Understand parallelism and concurrency needs for hardware modeling. Simulation semantics of Verilog. Drawing timing diagrams, and basic introduction to Modelsim.


To run the examples accompanying this lecture, please checkout the git repository

$ ssh <username>@eceubuntu.uwaterloo.ca
$ mkdir $HOME/ece327-lectures
$ cd $HOME/ece327-lectures
$ git clone gitlab@git.uwaterloo.ca:ece327-lectures-s19/02-sim.git
$ cd 02-sim/code

Ordering of Execution

When understanding RTL design, we need to first understand the simulation semantics of the language. Hardware simulators are fundamentally managing execution of parallel hardware components described in a sequential manner. Different always blocks will execute in parallel but still produce consistent results independent of which block executed first. In hardware, these components will be continuously in operation.

We first look at how a simple example with two always blocks will be processed by the simulator to give you consistent stable results.
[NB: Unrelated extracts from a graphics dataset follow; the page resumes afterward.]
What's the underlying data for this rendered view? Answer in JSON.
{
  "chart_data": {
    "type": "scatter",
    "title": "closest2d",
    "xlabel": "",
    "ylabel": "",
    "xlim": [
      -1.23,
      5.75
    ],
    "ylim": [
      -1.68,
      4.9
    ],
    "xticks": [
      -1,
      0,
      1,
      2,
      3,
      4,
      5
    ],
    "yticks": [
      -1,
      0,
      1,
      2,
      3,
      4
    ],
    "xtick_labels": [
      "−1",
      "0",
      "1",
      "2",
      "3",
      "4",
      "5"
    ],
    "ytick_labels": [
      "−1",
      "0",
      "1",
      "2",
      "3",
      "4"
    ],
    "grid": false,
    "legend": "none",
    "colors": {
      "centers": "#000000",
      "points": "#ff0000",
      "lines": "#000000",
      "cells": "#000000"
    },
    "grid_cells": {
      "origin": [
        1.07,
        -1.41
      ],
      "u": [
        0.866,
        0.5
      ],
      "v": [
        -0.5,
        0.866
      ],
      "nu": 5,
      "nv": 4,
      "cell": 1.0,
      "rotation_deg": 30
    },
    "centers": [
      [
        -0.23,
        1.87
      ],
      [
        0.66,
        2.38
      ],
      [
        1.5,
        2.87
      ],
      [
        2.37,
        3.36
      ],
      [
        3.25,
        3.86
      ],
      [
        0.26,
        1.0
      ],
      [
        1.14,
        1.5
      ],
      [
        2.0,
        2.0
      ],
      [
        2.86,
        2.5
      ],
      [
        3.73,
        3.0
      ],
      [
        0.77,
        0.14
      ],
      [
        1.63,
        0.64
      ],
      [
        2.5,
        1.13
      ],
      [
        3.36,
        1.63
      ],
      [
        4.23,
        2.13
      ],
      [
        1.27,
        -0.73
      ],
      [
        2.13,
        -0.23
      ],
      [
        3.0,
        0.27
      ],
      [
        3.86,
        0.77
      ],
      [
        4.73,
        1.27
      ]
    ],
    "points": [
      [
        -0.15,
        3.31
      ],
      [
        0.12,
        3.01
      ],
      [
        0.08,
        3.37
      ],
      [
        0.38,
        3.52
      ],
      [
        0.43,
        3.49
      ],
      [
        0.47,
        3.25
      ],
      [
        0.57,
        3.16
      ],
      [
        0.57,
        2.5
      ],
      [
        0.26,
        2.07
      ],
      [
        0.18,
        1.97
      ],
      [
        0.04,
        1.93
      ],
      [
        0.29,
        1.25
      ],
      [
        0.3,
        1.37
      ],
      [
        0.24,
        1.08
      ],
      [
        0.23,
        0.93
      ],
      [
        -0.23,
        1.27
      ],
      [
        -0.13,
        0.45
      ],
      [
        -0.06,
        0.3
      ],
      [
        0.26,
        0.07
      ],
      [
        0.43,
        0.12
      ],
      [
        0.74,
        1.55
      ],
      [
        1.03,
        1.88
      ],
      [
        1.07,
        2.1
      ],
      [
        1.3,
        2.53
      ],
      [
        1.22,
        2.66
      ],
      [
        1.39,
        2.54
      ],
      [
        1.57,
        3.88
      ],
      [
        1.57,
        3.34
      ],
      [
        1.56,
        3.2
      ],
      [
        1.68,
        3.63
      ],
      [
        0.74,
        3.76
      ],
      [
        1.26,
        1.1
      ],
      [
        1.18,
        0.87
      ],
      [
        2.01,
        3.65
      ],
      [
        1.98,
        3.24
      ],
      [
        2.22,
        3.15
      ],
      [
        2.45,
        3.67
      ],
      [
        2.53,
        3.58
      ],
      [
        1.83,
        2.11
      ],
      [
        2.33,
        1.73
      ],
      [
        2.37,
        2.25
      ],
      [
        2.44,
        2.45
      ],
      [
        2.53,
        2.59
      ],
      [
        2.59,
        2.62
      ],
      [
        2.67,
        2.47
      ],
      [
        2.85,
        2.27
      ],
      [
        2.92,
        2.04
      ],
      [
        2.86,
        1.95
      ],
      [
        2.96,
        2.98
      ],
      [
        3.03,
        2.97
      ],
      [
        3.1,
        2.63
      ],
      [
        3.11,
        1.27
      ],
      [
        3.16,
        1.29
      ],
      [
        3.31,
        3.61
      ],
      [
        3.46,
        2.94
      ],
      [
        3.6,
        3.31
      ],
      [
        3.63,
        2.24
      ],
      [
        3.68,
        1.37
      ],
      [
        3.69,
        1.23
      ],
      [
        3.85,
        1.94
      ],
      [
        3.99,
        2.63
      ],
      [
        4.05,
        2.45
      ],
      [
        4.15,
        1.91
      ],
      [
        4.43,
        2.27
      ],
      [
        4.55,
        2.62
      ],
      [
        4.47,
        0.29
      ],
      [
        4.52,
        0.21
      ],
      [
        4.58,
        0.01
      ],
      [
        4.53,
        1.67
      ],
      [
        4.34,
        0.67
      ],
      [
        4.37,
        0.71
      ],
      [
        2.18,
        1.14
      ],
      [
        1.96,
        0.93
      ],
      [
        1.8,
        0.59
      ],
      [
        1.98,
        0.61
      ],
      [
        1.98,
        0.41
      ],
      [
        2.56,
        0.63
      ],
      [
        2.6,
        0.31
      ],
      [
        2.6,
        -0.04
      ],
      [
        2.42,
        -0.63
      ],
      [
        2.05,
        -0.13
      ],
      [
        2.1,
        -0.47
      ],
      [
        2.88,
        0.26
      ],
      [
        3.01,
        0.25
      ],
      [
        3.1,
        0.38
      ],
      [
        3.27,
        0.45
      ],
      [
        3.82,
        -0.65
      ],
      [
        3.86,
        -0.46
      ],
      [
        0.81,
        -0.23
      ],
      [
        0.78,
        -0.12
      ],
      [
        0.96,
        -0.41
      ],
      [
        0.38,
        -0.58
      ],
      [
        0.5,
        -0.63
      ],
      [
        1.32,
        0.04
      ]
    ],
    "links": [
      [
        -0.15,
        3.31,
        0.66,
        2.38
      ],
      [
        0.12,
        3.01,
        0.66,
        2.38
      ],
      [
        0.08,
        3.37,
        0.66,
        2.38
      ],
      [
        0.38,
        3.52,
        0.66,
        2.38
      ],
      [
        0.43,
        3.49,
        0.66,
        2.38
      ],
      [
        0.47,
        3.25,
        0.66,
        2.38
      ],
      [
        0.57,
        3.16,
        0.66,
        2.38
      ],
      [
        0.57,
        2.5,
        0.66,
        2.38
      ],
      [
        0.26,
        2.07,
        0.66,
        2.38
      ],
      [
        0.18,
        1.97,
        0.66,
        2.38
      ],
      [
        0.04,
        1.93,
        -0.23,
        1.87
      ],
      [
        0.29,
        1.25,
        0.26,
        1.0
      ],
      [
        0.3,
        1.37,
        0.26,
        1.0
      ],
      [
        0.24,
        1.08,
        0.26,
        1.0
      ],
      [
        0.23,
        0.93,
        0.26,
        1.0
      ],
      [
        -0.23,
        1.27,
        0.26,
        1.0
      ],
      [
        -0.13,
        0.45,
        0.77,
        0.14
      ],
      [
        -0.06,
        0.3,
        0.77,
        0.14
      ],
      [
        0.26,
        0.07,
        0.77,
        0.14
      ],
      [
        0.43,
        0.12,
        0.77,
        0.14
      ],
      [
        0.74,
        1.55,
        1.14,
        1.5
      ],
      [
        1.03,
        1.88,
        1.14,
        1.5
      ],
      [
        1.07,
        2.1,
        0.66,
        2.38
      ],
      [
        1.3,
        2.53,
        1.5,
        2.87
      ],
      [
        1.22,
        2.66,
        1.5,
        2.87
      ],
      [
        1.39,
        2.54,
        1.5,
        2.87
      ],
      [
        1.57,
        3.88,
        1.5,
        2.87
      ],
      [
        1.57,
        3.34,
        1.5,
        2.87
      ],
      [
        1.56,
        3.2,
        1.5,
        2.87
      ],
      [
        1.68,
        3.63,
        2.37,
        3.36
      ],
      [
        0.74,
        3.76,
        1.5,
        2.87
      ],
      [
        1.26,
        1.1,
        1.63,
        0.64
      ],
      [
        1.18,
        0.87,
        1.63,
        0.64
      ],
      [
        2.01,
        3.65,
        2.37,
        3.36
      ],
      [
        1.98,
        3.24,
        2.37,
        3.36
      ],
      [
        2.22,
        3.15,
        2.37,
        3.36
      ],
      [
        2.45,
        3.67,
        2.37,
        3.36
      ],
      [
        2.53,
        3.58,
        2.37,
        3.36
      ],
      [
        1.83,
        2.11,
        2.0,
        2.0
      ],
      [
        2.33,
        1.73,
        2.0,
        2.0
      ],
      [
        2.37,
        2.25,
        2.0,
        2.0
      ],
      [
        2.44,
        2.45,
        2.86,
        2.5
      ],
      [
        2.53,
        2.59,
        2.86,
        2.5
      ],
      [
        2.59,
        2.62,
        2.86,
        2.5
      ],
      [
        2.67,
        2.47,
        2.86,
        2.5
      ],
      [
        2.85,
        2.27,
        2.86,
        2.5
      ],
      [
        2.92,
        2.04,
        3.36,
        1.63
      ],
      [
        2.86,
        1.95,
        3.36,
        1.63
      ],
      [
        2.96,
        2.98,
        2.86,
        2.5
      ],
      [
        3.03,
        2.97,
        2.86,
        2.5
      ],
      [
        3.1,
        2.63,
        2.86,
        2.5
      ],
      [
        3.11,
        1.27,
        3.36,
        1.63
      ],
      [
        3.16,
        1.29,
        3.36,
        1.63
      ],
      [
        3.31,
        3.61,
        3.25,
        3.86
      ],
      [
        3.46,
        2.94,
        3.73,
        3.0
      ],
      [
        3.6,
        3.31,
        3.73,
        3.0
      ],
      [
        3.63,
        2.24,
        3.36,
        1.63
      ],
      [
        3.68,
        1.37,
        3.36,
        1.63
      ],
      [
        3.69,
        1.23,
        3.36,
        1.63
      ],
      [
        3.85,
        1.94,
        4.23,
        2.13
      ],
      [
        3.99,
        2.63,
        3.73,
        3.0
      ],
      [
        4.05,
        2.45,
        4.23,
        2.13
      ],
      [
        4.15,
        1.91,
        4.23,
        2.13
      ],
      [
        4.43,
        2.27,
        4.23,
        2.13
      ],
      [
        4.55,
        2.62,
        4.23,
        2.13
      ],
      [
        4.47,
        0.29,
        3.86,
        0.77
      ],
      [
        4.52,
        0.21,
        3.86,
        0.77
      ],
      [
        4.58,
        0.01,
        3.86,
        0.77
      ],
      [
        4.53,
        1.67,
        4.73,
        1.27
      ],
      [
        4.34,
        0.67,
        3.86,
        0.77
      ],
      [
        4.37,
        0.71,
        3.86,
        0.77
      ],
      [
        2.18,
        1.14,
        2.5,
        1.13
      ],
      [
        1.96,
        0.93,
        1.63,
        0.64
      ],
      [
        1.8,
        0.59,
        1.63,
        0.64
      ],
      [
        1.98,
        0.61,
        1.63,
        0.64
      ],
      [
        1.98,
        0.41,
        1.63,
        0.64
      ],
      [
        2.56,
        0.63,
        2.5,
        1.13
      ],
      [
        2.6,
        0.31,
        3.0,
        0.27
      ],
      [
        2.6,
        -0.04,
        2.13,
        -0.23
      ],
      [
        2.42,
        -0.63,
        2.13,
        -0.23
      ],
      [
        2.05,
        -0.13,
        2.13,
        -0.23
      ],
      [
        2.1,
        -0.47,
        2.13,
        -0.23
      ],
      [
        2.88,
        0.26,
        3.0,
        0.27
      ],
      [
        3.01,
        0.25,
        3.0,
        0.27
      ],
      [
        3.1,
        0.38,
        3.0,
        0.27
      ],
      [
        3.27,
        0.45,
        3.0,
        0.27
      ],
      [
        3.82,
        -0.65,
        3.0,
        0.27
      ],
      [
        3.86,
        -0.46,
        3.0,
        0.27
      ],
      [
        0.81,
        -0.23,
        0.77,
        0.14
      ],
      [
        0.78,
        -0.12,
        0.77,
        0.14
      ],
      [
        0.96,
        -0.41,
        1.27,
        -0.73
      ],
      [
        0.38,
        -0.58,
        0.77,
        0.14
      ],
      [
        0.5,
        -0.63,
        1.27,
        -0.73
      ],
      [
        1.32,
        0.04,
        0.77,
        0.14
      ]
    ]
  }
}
The order of selection of the always block does not matter due to the evaluation model of non-blocking statements.

$ cat example.v
    reg  a=1'bX;
    wire b=1'b1;

    always @(b) begin : thread_1
        a <= b + 1;

    always @(a) begin : thread_2
        c <= a + 1;

So in this example we have two blocks thread_1 and thread_2. The output of thread_1 is the signal a. This is an input to the second blocks thread_2. As discussed in the lecture, if they are allowed to execute in an ad-hoc manner, we will get some weird intermediate values of the signals.

If we simulate this code in Modelsim, and look at the output waveform, we will see the exact sequencing of assignments clearly.

$ vsim -do example.tcl

We can generate this waveform by first zooming to 0ps simulation time. Next, we can click on Expanded Time Events Mode. Finally, click on Expand Time at Active Cursor. This should generate the waveform shown below:


From the waveform we can discern the following:

  • 0ps Initially, all signals a, b, and c are in X (uninitialized) state.
  • 0ps+1 Next, we observe b acquires the value 1 due to the declaration wire b=1'b1; in the code. While both blocks executed, the RHS values of a and b were still X and hence a and c are unchanged, remaining at X.
  • 0ps+2 Now, based on the sensitivity list, only the b block will execute. Since a has value X, the value of c will stay at X and that block will not be executed at this point. As the value of b did change to 1 in the previous step, we see that a has gone to 0. This makes sense as 1+1 for 1b result is 0.
  • 0ps+3 Finally, only the a block will execute in this artificial timestep. a got the value 0 in the previous step, hence c will become 1. Value of b was unchanged, so the value of a will not change either and the b block stays untouched in this round.

In the lecture, we showed you a 32b example. In Modelsim, the initial assignment wire b=32'h0001 takes 32 initial deltas as the simulator assigns them one bit at a time. This is a mismatch that we have chosen to ignore for simplicity. For the exam, you can bundle multi-bit assignments into a single delta. The true Modelsim waveform is shown below and can be reproduced with example32.tcl script.


Effect of Input Changes

Always blocks in Verilog are executed by the simulator if the inputs on the sensitivity list are changed. If nothing changes, there is no need to recalculate outputs.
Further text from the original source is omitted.